To underscore the multiplicity of relevant actors, two contributions to this symposium address ethics issues from the perspective of different participants in the process. Two practitioners with substantial international experience, Kate Parlett, a member of 20 Essex Street Chambers, and Amy Sander, who practices at Essex Court Chambers, discuss the ethical conundrums that counsel face regarding the disclosure of documents in cases before the ICJ. Currently, no ethical rules govern the issue, giving rise to delicate questions, particularly concerning documents that are relevant, material, and not helpful to a client's position. Parlett and Sander propose two different strategies to address this situation: a duty on counsel not to mislead the Court, similar to that found in the soft law Hague Principles, and a duty of disclosure binding upon states that are parties to the proceeding. They argue that such a rules-based solution can best assist the Court in obtaining the evidence appropriate to render a fair and just outcome.Footnote 21 Judith Levine, Senior Legal Counsel at the Permanent Court of Arbitration, provides a perspective informed by long service at an institution that provides registry services and administrative support to parties and adjudicators. Levine highlights the quandaries raised by arbitrator resignations. She discusses various regulatory and market-based approaches to minimizing the disruptions caused by resignations, with particular attention to several innovative strategies for discouraging ethically dubious resignations.Footnote 22
A related cluster of issues, not further explored in this symposium due to space constraints, concerns how ethics disputes are resolved and how ethics standards are enforced. Consider, by way of example, which actor should resolve challenges to the independence or impartiality of an adjudicator. Moreover, many questions exist over the scope of enforcement powers ICTs can exercise over counsel. Are they limited to admonishment? Do they include the power to impose financial penalties or to exclude counsel from current or future disputes? Alternatively, can—and should—attorney misconduct be addressed by domestic enforcement bodies?

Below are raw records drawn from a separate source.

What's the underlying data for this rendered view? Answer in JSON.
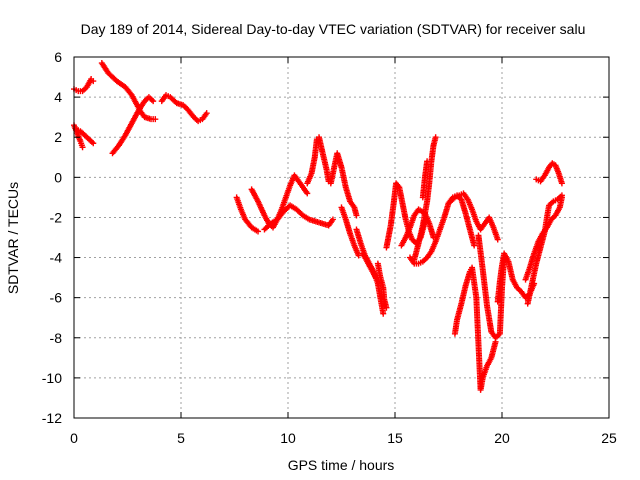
{
  "chart_data": {
    "type": "scatter",
    "title": "Day 189 of 2014, Sidereal Day-to-day VTEC variation (SDTVAR) for receiver salu",
    "xlabel": "GPS time / hours",
    "ylabel": "SDTVAR / TECUs",
    "xlim": [
      0,
      25
    ],
    "ylim": [
      -12,
      6
    ],
    "x_ticks": [
      0,
      5,
      10,
      15,
      20,
      25
    ],
    "y_ticks": [
      -12,
      -10,
      -8,
      -6,
      -4,
      -2,
      0,
      2,
      4,
      6
    ],
    "x_tick_labels": [
      "0",
      "5",
      "10",
      "15",
      "20",
      "25"
    ],
    "y_tick_labels": [
      "-12",
      "-10",
      "-8",
      "-6",
      "-4",
      "-2",
      "0",
      "2",
      "4",
      "6"
    ],
    "grid": true,
    "marker": "plus",
    "color": "#ff0000",
    "series": [
      {
        "points": [
          [
            0.0,
            4.4
          ],
          [
            0.2,
            4.3
          ],
          [
            0.4,
            4.3
          ],
          [
            0.6,
            4.5
          ],
          [
            0.8,
            4.9
          ],
          [
            0.9,
            4.8
          ]
        ]
      },
      {
        "points": [
          [
            0.0,
            2.6
          ],
          [
            0.15,
            2.2
          ],
          [
            0.3,
            1.8
          ],
          [
            0.4,
            1.5
          ]
        ]
      },
      {
        "points": [
          [
            0.1,
            2.4
          ],
          [
            0.3,
            2.3
          ],
          [
            0.5,
            2.1
          ],
          [
            0.7,
            1.9
          ],
          [
            0.9,
            1.7
          ]
        ]
      },
      {
        "points": [
          [
            1.3,
            5.7
          ],
          [
            1.6,
            5.2
          ],
          [
            2.0,
            4.8
          ],
          [
            2.4,
            4.5
          ],
          [
            2.7,
            4.1
          ],
          [
            2.9,
            3.7
          ],
          [
            3.1,
            3.3
          ],
          [
            3.3,
            3.0
          ],
          [
            3.6,
            2.9
          ],
          [
            3.8,
            2.9
          ]
        ]
      },
      {
        "points": [
          [
            1.8,
            1.2
          ],
          [
            2.1,
            1.6
          ],
          [
            2.4,
            2.1
          ],
          [
            2.7,
            2.7
          ],
          [
            3.0,
            3.3
          ],
          [
            3.3,
            3.8
          ],
          [
            3.5,
            4.0
          ],
          [
            3.7,
            3.8
          ]
        ]
      },
      {
        "points": [
          [
            4.1,
            3.8
          ],
          [
            4.3,
            4.1
          ],
          [
            4.5,
            4.0
          ],
          [
            4.8,
            3.7
          ],
          [
            5.1,
            3.6
          ],
          [
            5.3,
            3.4
          ],
          [
            5.6,
            3.0
          ],
          [
            5.8,
            2.8
          ],
          [
            6.0,
            2.9
          ],
          [
            6.2,
            3.2
          ]
        ]
      },
      {
        "points": [
          [
            7.6,
            -1.0
          ],
          [
            7.8,
            -1.6
          ],
          [
            8.0,
            -2.1
          ],
          [
            8.3,
            -2.5
          ],
          [
            8.6,
            -2.7
          ]
        ]
      },
      {
        "points": [
          [
            8.3,
            -0.6
          ],
          [
            8.6,
            -1.2
          ],
          [
            8.9,
            -1.9
          ],
          [
            9.1,
            -2.3
          ],
          [
            9.3,
            -2.5
          ],
          [
            9.5,
            -2.1
          ],
          [
            9.7,
            -1.6
          ],
          [
            9.9,
            -1.0
          ],
          [
            10.1,
            -0.4
          ],
          [
            10.3,
            0.1
          ],
          [
            10.5,
            -0.2
          ],
          [
            10.7,
            -0.5
          ],
          [
            10.9,
            -0.8
          ]
        ]
      },
      {
        "points": [
          [
            8.9,
            -2.6
          ],
          [
            9.2,
            -2.3
          ],
          [
            9.5,
            -2.1
          ],
          [
            9.8,
            -1.7
          ],
          [
            10.1,
            -1.4
          ],
          [
            10.4,
            -1.6
          ],
          [
            10.7,
            -1.9
          ],
          [
            11.0,
            -2.1
          ],
          [
            11.3,
            -2.2
          ],
          [
            11.6,
            -2.3
          ],
          [
            11.9,
            -2.4
          ],
          [
            12.1,
            -2.1
          ]
        ]
      },
      {
        "points": [
          [
            10.9,
            -0.3
          ],
          [
            11.1,
            0.2
          ],
          [
            11.25,
            1.0
          ],
          [
            11.35,
            1.9
          ],
          [
            11.45,
            2.0
          ],
          [
            11.6,
            1.3
          ],
          [
            11.8,
            0.4
          ],
          [
            11.9,
            -0.2
          ],
          [
            12.0,
            -0.3
          ],
          [
            12.2,
            0.7
          ],
          [
            12.3,
            1.2
          ],
          [
            12.5,
            0.5
          ],
          [
            12.7,
            -0.5
          ],
          [
            12.9,
            -1.2
          ],
          [
            13.1,
            -1.5
          ],
          [
            13.2,
            -1.9
          ]
        ]
      },
      {
        "points": [
          [
            12.5,
            -1.5
          ],
          [
            12.7,
            -2.1
          ],
          [
            12.9,
            -2.8
          ],
          [
            13.1,
            -3.4
          ],
          [
            13.3,
            -3.9
          ]
        ]
      },
      {
        "points": [
          [
            13.5,
            -3.8
          ],
          [
            13.7,
            -4.2
          ],
          [
            13.9,
            -4.6
          ],
          [
            14.1,
            -5.0
          ]
        ]
      },
      {
        "points": [
          [
            13.2,
            -2.6
          ],
          [
            13.4,
            -3.3
          ],
          [
            13.6,
            -3.9
          ],
          [
            13.8,
            -4.3
          ],
          [
            14.0,
            -4.7
          ],
          [
            14.2,
            -5.3
          ],
          [
            14.35,
            -6.2
          ],
          [
            14.45,
            -6.8
          ]
        ]
      },
      {
        "points": [
          [
            14.2,
            -4.3
          ],
          [
            14.3,
            -4.9
          ],
          [
            14.45,
            -5.5
          ],
          [
            14.5,
            -6.1
          ],
          [
            14.6,
            -6.5
          ]
        ]
      },
      {
        "points": [
          [
            14.6,
            -3.5
          ],
          [
            14.8,
            -2.4
          ],
          [
            14.95,
            -1.2
          ],
          [
            15.05,
            -0.3
          ],
          [
            15.2,
            -0.5
          ],
          [
            15.35,
            -1.3
          ],
          [
            15.5,
            -2.1
          ],
          [
            15.65,
            -2.7
          ],
          [
            15.8,
            -3.1
          ],
          [
            16.0,
            -3.3
          ],
          [
            16.2,
            -3.0
          ],
          [
            16.4,
            -2.2
          ]
        ]
      },
      {
        "points": [
          [
            15.3,
            -3.4
          ],
          [
            15.5,
            -3.0
          ],
          [
            15.7,
            -2.5
          ],
          [
            15.9,
            -1.9
          ],
          [
            16.1,
            -1.6
          ],
          [
            16.4,
            -1.8
          ],
          [
            16.6,
            -2.3
          ],
          [
            16.8,
            -3.0
          ]
        ]
      },
      {
        "points": [
          [
            15.9,
            -4.1
          ],
          [
            16.1,
            -3.3
          ],
          [
            16.3,
            -2.4
          ],
          [
            16.5,
            -1.2
          ],
          [
            16.6,
            -0.3
          ],
          [
            16.7,
            0.8
          ],
          [
            16.8,
            1.6
          ],
          [
            16.9,
            2.0
          ]
        ]
      },
      {
        "points": [
          [
            16.3,
            -1.0
          ],
          [
            16.4,
            0.0
          ],
          [
            16.5,
            0.8
          ]
        ]
      },
      {
        "points": [
          [
            15.7,
            -4.0
          ],
          [
            15.9,
            -4.3
          ],
          [
            16.1,
            -4.3
          ],
          [
            16.3,
            -4.2
          ],
          [
            16.5,
            -4.0
          ],
          [
            16.7,
            -3.7
          ],
          [
            16.9,
            -3.2
          ],
          [
            17.1,
            -2.6
          ],
          [
            17.3,
            -2.0
          ],
          [
            17.5,
            -1.3
          ],
          [
            17.7,
            -1.0
          ],
          [
            17.9,
            -0.9
          ],
          [
            18.1,
            -1.1
          ],
          [
            18.3,
            -1.8
          ],
          [
            18.5,
            -2.6
          ],
          [
            18.7,
            -3.4
          ]
        ]
      },
      {
        "points": [
          [
            17.5,
            -1.3
          ],
          [
            17.8,
            -1.0
          ],
          [
            18.0,
            -0.9
          ],
          [
            18.2,
            -0.8
          ],
          [
            18.4,
            -1.1
          ],
          [
            18.6,
            -1.6
          ],
          [
            18.8,
            -2.2
          ],
          [
            19.0,
            -2.6
          ],
          [
            19.2,
            -2.3
          ],
          [
            19.4,
            -2.0
          ],
          [
            19.6,
            -2.5
          ],
          [
            19.8,
            -3.1
          ]
        ]
      },
      {
        "points": [
          [
            17.8,
            -7.8
          ],
          [
            17.9,
            -7.1
          ],
          [
            18.1,
            -6.3
          ],
          [
            18.3,
            -5.4
          ],
          [
            18.5,
            -4.7
          ],
          [
            18.6,
            -4.5
          ],
          [
            18.8,
            -6.0
          ],
          [
            18.9,
            -8.3
          ],
          [
            19.0,
            -10.6
          ],
          [
            19.1,
            -10.0
          ],
          [
            19.3,
            -9.4
          ],
          [
            19.5,
            -9.0
          ],
          [
            19.7,
            -8.2
          ]
        ]
      },
      {
        "points": [
          [
            18.9,
            -2.9
          ],
          [
            19.1,
            -4.6
          ],
          [
            19.3,
            -6.4
          ],
          [
            19.5,
            -7.7
          ],
          [
            19.7,
            -8.0
          ],
          [
            19.9,
            -7.8
          ],
          [
            20.0,
            -5.5
          ],
          [
            20.1,
            -4.0
          ]
        ]
      },
      {
        "points": [
          [
            19.8,
            -6.2
          ],
          [
            19.9,
            -5.2
          ],
          [
            20.0,
            -4.4
          ],
          [
            20.1,
            -3.8
          ],
          [
            20.3,
            -4.2
          ],
          [
            20.5,
            -5.1
          ],
          [
            20.7,
            -5.5
          ],
          [
            20.9,
            -5.7
          ],
          [
            21.1,
            -6.0
          ],
          [
            21.3,
            -5.8
          ],
          [
            21.5,
            -5.3
          ]
        ]
      },
      {
        "points": [
          [
            21.1,
            -5.1
          ],
          [
            21.3,
            -4.5
          ],
          [
            21.5,
            -3.8
          ],
          [
            21.7,
            -3.2
          ],
          [
            21.9,
            -2.8
          ],
          [
            22.1,
            -2.5
          ],
          [
            22.3,
            -2.1
          ],
          [
            22.5,
            -1.9
          ],
          [
            22.7,
            -1.5
          ],
          [
            22.8,
            -1.0
          ]
        ]
      },
      {
        "points": [
          [
            21.2,
            -6.3
          ],
          [
            21.4,
            -5.3
          ],
          [
            21.6,
            -4.3
          ],
          [
            21.8,
            -3.5
          ],
          [
            22.0,
            -2.7
          ],
          [
            22.1,
            -2.0
          ],
          [
            22.2,
            -1.4
          ],
          [
            22.4,
            -1.2
          ],
          [
            22.6,
            -1.1
          ],
          [
            22.8,
            -0.9
          ]
        ]
      },
      {
        "points": [
          [
            21.6,
            -0.1
          ],
          [
            21.8,
            -0.2
          ],
          [
            22.0,
            0.1
          ],
          [
            22.2,
            0.5
          ],
          [
            22.35,
            0.7
          ],
          [
            22.5,
            0.6
          ],
          [
            22.65,
            0.2
          ],
          [
            22.8,
            -0.3
          ]
        ]
      }
    ]
  }
}
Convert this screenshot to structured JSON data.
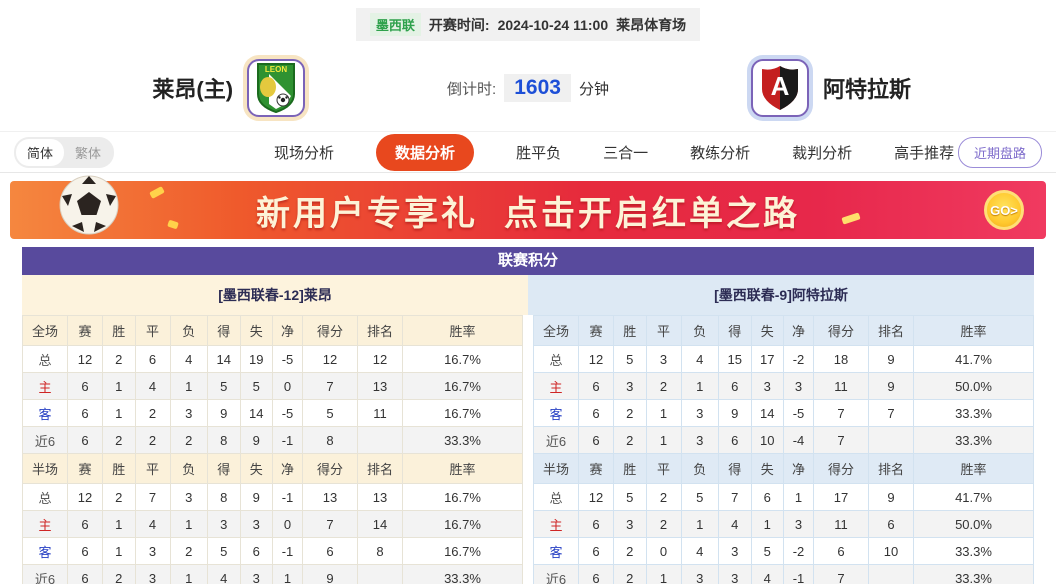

To conclude, ethics in international courts and tribunals raise numerous practical and normative issues regarding the creation of applicable rules, their substance, and the procedures used to enforce them. The impressive contributions to this symposium foreground some of the most salient ethical issues in international dispute settlement. Both individually and in the aggregate, the essays are meant not only to advance debates over certain ethics issues and the challenges they present, but also to raise the awareness of the international community regarding the centrality of ethical rules to the sound administration of international justice.